Generating points from 2 Normal distributions and $0$-probability continuous r.v.s

Question

Consider the following experiment:

We generate "green" points and "blue" points in $\mathbf{R}$ using two different normal distributions as follows:

• 1000 green points are sampled from a $N(-1, 1)$ distribution
• 1000 blue poiints are sampled from a $N(1,1)$ distribution

Now I hide the colors of the points, point to one of them at random and ask you: What is the probability that this point is green?

I think we want: $$P(g | X=x) = \frac{P(X=x | g)P(g)}{P(X=x)}.$$

Now I think $P(g)=\frac{1}{2}$, since green and blue are equally likely, and $P(X=x) = \frac{1}{2000}$ since I am showing you one of 2000 points with equal probability. What throws me off is the $P(X=x | g)$. This is the probability that $X=x$ when $X$ is distributed as $N(-1,1)$. Isn't this simply $0$ since $X$ is a continuous random variable? Am I way off here?

Answer 1

You have the right idea but the wrong Bayes formula.

You need to replace $P(X=x|g)$, which is indeed $0$, by $f_g(x)$ where $f_g$ is the pdf of $N(-1,1)$.
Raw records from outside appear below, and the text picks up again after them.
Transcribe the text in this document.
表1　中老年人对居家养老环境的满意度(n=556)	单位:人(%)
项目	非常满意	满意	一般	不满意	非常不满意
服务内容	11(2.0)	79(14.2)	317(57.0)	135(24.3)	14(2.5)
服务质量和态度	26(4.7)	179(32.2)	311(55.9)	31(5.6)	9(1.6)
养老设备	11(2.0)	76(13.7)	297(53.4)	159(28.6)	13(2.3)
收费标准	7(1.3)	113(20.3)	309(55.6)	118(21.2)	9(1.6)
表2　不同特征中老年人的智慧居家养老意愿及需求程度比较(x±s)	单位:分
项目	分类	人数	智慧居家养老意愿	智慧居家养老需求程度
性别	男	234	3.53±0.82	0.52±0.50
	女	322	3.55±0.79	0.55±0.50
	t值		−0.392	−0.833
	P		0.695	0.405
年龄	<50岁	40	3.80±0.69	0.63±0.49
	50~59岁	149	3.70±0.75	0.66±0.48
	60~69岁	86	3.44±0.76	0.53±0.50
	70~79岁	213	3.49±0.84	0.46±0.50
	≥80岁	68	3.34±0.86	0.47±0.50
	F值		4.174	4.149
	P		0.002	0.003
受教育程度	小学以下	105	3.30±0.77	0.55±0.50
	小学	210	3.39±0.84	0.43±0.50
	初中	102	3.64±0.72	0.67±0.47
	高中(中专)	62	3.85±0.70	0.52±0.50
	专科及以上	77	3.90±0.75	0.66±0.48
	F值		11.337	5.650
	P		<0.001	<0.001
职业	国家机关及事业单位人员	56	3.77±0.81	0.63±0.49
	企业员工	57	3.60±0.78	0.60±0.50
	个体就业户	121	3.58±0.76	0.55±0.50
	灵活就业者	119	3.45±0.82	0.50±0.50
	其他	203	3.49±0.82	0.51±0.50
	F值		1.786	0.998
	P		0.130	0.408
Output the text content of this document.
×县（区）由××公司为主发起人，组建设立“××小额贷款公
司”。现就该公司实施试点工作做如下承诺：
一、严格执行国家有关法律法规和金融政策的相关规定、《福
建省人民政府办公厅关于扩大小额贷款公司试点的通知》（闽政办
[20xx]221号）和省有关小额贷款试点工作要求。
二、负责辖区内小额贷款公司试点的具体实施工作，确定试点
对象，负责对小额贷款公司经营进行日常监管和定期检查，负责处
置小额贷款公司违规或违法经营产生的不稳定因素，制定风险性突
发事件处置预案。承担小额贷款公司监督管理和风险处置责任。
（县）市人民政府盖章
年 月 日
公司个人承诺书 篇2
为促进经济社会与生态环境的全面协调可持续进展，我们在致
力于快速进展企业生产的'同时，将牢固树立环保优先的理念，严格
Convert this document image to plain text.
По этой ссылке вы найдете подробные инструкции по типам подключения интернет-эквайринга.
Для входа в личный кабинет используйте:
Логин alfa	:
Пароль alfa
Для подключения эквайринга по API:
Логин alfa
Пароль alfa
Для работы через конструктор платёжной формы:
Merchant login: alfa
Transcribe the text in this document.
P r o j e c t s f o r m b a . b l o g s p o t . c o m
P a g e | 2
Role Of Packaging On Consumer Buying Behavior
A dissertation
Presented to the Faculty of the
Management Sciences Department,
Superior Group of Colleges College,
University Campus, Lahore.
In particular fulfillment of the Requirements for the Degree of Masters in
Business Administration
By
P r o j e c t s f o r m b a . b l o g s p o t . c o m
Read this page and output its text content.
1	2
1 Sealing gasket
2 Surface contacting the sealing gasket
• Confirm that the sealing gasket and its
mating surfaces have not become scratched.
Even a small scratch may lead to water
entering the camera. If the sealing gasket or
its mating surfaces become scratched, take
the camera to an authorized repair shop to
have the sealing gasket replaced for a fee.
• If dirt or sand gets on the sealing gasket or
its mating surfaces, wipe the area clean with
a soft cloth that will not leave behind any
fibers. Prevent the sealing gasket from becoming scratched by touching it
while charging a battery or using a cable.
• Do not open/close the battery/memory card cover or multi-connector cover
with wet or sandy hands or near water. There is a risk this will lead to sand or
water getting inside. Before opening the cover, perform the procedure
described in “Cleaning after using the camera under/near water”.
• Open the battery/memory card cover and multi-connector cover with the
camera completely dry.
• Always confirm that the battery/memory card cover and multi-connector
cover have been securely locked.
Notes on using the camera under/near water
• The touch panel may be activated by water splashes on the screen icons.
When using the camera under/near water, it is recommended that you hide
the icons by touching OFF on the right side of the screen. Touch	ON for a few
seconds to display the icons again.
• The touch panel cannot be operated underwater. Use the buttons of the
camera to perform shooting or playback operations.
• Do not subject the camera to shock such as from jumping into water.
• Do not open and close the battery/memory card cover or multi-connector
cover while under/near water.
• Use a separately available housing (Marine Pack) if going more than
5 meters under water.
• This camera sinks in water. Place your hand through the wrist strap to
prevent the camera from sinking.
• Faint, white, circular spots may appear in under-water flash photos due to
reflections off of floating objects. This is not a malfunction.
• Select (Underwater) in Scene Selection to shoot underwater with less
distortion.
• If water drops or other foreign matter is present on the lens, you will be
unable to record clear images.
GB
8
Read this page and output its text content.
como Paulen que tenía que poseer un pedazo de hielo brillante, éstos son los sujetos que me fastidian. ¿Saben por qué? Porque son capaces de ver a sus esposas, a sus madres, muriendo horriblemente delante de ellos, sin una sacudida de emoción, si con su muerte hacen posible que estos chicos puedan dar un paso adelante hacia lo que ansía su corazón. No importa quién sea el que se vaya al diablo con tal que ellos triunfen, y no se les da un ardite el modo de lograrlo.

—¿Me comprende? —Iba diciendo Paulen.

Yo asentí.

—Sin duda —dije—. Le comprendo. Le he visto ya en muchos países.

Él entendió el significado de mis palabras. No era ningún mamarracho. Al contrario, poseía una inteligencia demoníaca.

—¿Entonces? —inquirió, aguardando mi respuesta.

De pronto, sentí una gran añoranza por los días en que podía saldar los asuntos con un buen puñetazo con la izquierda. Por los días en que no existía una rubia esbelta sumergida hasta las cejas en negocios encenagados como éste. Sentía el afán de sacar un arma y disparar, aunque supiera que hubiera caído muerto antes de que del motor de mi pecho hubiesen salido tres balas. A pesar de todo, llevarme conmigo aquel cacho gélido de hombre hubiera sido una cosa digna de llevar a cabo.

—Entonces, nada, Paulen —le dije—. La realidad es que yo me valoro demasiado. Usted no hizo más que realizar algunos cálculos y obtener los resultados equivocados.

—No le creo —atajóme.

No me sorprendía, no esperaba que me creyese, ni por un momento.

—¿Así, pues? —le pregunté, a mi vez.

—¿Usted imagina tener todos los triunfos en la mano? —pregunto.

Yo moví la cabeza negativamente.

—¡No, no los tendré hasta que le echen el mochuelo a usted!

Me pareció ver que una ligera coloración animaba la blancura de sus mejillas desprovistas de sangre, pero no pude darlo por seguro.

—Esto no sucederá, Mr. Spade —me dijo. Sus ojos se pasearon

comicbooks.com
Similarly, $P(X=x)=0$ but you replace it by $f_g(x)P(g)+f_b(x)P(b)$. This is called a gaussian mixture.

Answer 2

The idea behind is OK but the following expression is wrong:

$$P(g | X=x) = \frac{P(X=x | g)P(g)}{P(X=x)}.$$

Here is the right approach. Say, first, that the a black random point (denoted by $X$) lies in the interval $[x,x+\Delta x]$. Then we have

$$P(g\mid x\le X \le x+\Delta x)=\frac{P(\{x\le X \le x+\Delta x\} \cap g)}{P(x\le X \le x+\Delta x)}=\frac{P(x\le X \le x+\Delta x \mid g)\frac12}{P(x\le X \le x+\Delta x)}.$$

Now, if $\Delta x$ is small then

1. $P(x\le X \le x+\Delta x \mid g)\approx f_g(x)\Delta x$.
2. $P(x\le X \le x+\Delta x)=\frac12(P(x\le X \le x+\Delta x\mid g)+P(x\le X \le x+\Delta x\mid b))\approx \frac12(f_g(x)\Delta x+f_b(x)\Delta x) $

With this

$$P(g\mid x\le X \le x+\Delta x)\approx\frac{\frac12f_g(x)\Delta x}{\frac12(f_g(x)\Delta x+f_b(x)\Delta x)}.$$

(For the sake of simplicity, I've assumed that $P(g)=P(b)=\frac12.$)

Apparently $\Delta x$ does not have a real role in this argumentation. It is only a slight technical problem to change $\approx$ to a $\lim\limits_{\Delta x \to 0} $ and an $=$.

So, we have

$$P(g\mid X=x)=\frac{f_g(x)}{f_g(x)+f_b(x)}.$$

Or, in general

$$P(g\mid X=x)=\frac{P(g)f_g(x)}{f_g(x)P(g)+f_b(x)P(b)}.$$